Sculpture in Puebla, Mexico

The Monumento a los Fundadores de Puebla is installed in Puebla, in the Mexican state of Puebla. It is the work of Ernesto Tamariz.
==Description==
The monument consists of an octagonal semipyramidal basement and eclectic style with art deco influence. In the first body, in the upper part an allegory of the city represented by a colonial church built under a Mesoamerican pyramid. In the next body, four angels like Atlanteans support it, in allegory of the founding myth of the city. Below the third body is a set of four sculptures representing Isabel I of Castile, Juan de Salmerón, Julián Garcés, and Toribio de Benavente «Motolinía», 2 which have their names written at their feet. They are divided by pillars that in their upper part have heraldic shields, among them the shield of the city of Puebla de los Ángeles and that of Carlos I of Spain, some of which have been detached or damaged. The last body has different explanatory plates; one indicates "The city of Puebla to its founders, MDXXXI - MCMXXI". Another indicates "Erected by private initiative and by public subscription."
==History==
Towards the 30s, the capital of Puebla suffered a strong urban expansion towards the Cerro de San Juan area, creating Avenida Juárez as an architectural axis. On the occasion of the fourth centenary of the founding of Puebla, which occurred in 1531, a competition was called in 1928, which was won by the sculptor Ernesto Tamariz. In order to obtain funds for its construction, a committee was formed, headed by Mrs. Serafina Cabrera and Bernardo Tamariz.
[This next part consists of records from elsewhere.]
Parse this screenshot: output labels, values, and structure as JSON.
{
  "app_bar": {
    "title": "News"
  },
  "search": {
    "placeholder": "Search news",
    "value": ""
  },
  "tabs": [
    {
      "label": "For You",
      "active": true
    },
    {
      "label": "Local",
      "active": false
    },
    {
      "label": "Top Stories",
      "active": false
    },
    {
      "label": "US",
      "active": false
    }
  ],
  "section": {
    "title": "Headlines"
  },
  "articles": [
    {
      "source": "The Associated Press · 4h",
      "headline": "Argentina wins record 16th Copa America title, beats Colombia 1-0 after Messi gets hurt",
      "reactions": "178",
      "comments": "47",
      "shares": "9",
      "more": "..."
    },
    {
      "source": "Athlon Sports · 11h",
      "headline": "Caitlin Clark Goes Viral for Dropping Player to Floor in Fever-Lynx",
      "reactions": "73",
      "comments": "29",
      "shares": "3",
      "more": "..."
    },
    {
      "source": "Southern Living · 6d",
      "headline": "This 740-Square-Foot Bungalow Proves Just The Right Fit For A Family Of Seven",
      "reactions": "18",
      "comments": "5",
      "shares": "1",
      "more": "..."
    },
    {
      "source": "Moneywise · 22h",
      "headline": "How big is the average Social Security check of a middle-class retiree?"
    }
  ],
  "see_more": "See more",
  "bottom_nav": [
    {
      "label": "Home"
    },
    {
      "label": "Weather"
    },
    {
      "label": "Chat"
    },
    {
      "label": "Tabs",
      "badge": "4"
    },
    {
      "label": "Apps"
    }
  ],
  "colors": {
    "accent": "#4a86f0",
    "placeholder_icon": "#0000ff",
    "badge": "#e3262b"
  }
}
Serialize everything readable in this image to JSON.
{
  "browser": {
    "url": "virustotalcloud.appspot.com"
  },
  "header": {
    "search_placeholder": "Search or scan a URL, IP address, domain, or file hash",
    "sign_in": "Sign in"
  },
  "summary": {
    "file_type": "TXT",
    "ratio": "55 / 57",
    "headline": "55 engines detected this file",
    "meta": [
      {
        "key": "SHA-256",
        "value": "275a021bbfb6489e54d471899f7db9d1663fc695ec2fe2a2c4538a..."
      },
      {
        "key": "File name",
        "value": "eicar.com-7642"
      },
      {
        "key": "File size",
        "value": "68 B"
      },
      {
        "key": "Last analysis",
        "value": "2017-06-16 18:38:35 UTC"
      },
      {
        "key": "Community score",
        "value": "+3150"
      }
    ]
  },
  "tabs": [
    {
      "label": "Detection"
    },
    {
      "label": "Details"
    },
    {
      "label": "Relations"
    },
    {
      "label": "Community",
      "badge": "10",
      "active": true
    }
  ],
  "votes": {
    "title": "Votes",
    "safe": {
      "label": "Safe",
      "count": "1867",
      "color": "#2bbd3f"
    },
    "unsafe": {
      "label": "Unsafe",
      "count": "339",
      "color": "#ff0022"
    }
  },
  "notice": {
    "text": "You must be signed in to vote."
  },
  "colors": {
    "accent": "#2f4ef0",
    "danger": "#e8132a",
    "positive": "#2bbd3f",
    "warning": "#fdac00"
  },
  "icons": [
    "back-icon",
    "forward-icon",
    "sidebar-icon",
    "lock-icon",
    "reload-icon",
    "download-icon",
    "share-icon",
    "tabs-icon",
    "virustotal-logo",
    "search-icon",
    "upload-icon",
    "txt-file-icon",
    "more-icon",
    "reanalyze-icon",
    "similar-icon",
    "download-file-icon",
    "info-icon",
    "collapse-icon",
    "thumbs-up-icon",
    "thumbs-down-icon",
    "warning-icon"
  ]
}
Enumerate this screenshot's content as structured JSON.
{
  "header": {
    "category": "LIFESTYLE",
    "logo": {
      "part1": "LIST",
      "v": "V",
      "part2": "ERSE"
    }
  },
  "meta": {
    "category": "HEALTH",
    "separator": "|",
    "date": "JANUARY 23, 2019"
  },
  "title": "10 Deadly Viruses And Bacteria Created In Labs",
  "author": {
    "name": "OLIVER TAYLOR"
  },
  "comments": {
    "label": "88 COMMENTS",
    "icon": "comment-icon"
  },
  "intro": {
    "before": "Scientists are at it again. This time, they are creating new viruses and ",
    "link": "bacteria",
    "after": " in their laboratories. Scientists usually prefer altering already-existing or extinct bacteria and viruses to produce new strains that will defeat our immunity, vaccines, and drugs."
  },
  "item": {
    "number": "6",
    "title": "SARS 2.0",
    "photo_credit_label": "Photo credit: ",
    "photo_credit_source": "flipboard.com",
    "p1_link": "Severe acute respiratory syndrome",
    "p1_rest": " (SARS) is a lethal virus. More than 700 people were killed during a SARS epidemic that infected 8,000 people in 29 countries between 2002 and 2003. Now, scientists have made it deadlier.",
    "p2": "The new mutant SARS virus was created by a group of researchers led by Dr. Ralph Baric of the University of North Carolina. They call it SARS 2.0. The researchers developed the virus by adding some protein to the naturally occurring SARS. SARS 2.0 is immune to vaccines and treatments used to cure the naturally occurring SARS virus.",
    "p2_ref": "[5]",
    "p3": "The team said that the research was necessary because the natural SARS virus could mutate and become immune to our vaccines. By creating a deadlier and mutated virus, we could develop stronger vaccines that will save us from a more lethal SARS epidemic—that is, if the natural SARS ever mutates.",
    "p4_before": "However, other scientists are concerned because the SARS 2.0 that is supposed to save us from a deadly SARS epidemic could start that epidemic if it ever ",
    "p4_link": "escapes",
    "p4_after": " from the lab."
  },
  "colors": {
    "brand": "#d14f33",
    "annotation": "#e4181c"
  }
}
The fourth centenary of the Puebla capital brought with it a discussion between various historians and writers in order to clarify the history of the founding of the city and its related characters. Although the initial efforts to establish the new city took place interchangeably between 1531 and 1534, at the time the official date was defined as April 16, 1531.

It was located on Avenida Juárez and 15 Sur, laying the first stone on April 16, 1931. It was completed in 1935, being removed in 1960 to its current location on Paseo San Francisco, between Boulevard 5 de Mayo and Calle avenida 14 east.